SwarmVault extracts text based on content type:

  • HTML — Processed with Mozilla Readability, converted to Markdown via Turndown
  • Remote HTML/Markdown URLs — Remote images can be downloaded into raw/assets/ and rewritten to local relative links in stored markdown
  • PDF — Local text extraction with pdfjs-dist
  • Word documents (`.docx`, `.docm`, `.dotx`, `.dotm`) — Local text and metadata extraction across modern, macro-enabled, and template variants
  • Rich Text (`.rtf`) — Parser-backed RTF walk into plain-text paragraphs
  • OpenDocument (ODT / ODP / ODS) — Local archive parsing with text, slide, and sheet extraction
  • EPUB — Local archive parsing with chapter-split HTML-to-markdown extraction
  • CSV / TSV — Local tabular summaries with bounded previews and column hints
  • Excel workbooks (`.xlsx`, `.xlsm`, `.xlsb`, `.xls`, `.xltx`, `.xltm`) — Local workbook parsing with bounded sheet previews (modern, macro-enabled, binary, and legacy biff8 formats)
  • PowerPoint decks (`.pptx`, `.pptm`, `.potx`, `.potm`) — Local slide and speaker-note extraction across macro-enabled and template variants
  • Jupyter notebooks (`.ipynb`) — Local cell and output extraction
  • BibTeX (`.bib`) — Parser-backed citation entry extraction
  • Org-mode (`.org`) — AST-backed headline, list, and block extraction
  • AsciiDoc (`.adoc`, `.asciidoc`) — Asciidoctor-backed section and metadata extraction
  • Transcript files (`.srt`, `.vtt`) — Local timestamped transcript extraction
  • Slack export archives or extracted directories — Local channel/day conversation extraction
  • Email (`.eml`, `.mbox`) — Local message extraction and mailbox expansion
  • Calendar (`.ics`) — Local VEVENT expansion
  • Markdown — Used as-is
  • Plain text and `.rst` — Used as text, with lightweight .rst heading and directive normalization
  • Config / data (`.json`, `.jsonc`, `.json5`, `.toml`, `.yaml`, `.yml`, `.xml`, `.ini`, `.conf`, `.cfg`, `.properties`, `.env`) — Stored with structured previews and key/value schema hints
  • Developer manifests (`package.json`, `tsconfig.json`, `Cargo.toml`, `pyproject.toml`, `go.mod`, `go.sum`, `Dockerfile`, `Makefile`, `LICENSE`, `.gitignore`, `.editorconfig`, `.npmrc`, and similar) — Content-sniffed via istextorbinary so plaintext developer files are never silently dropped as binary
  • Code — Stored as text, then parsed during compile into module and symbol facts.

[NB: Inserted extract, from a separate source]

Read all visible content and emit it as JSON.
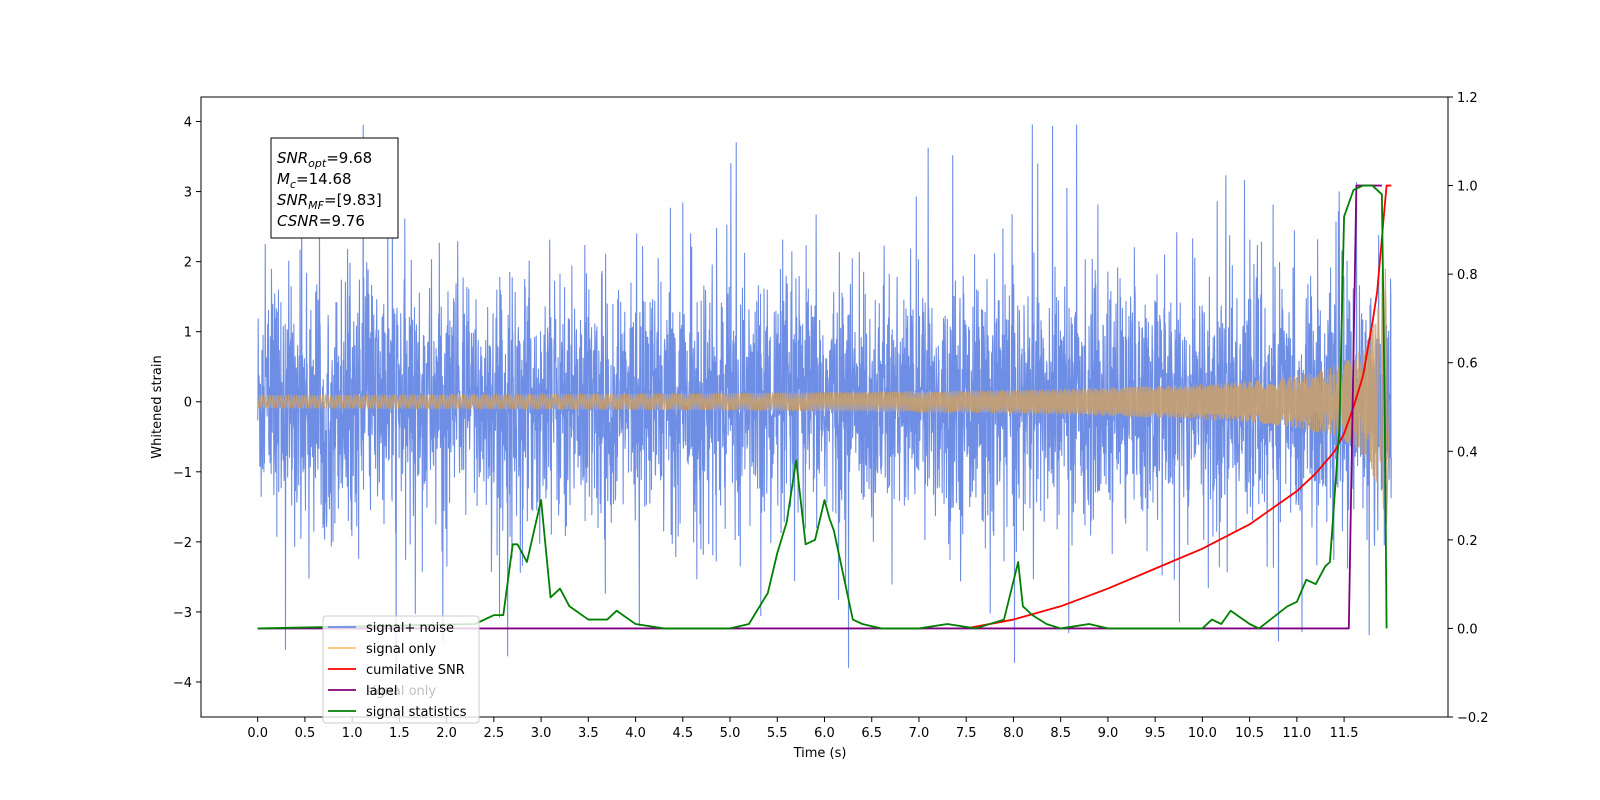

Covers .js, .mjs, .cjs, .jsx, .ts, .mts, .cts, .tsx, .sh, .bash, .zsh, .py, .go, .rs, .java, .kt, .kts, .scala, .sc, .dart, .lua, .zig, .cs, .c, .cc, .cpp, .cxx, .h, .hh, .hpp, .hxx, .php, .rb, .ps1, .psm1, .psd1, .ex, .exs, .ml, .mli, .m, .mm, .res, .resi, .sol, .vue, .css, .html, .htm, plus extensionless executable scripts with #!/usr/bin/env node|python|ruby|bash|zsh shebangs
  • Images (`.png`, `.jpg`, `.jpeg`, `.gif`, `.webp`, `.bmp`, `.tif`, `.tiff`, `.svg`, `.ico`, `.heic`, `.heif`, `.avif`, `.jxl`) — Analyzed via vision provider (if configured)

Immutability

Raw sources in raw/ are never modified after ingestion. This ensures reproducible compilation and reliable provenance tracking.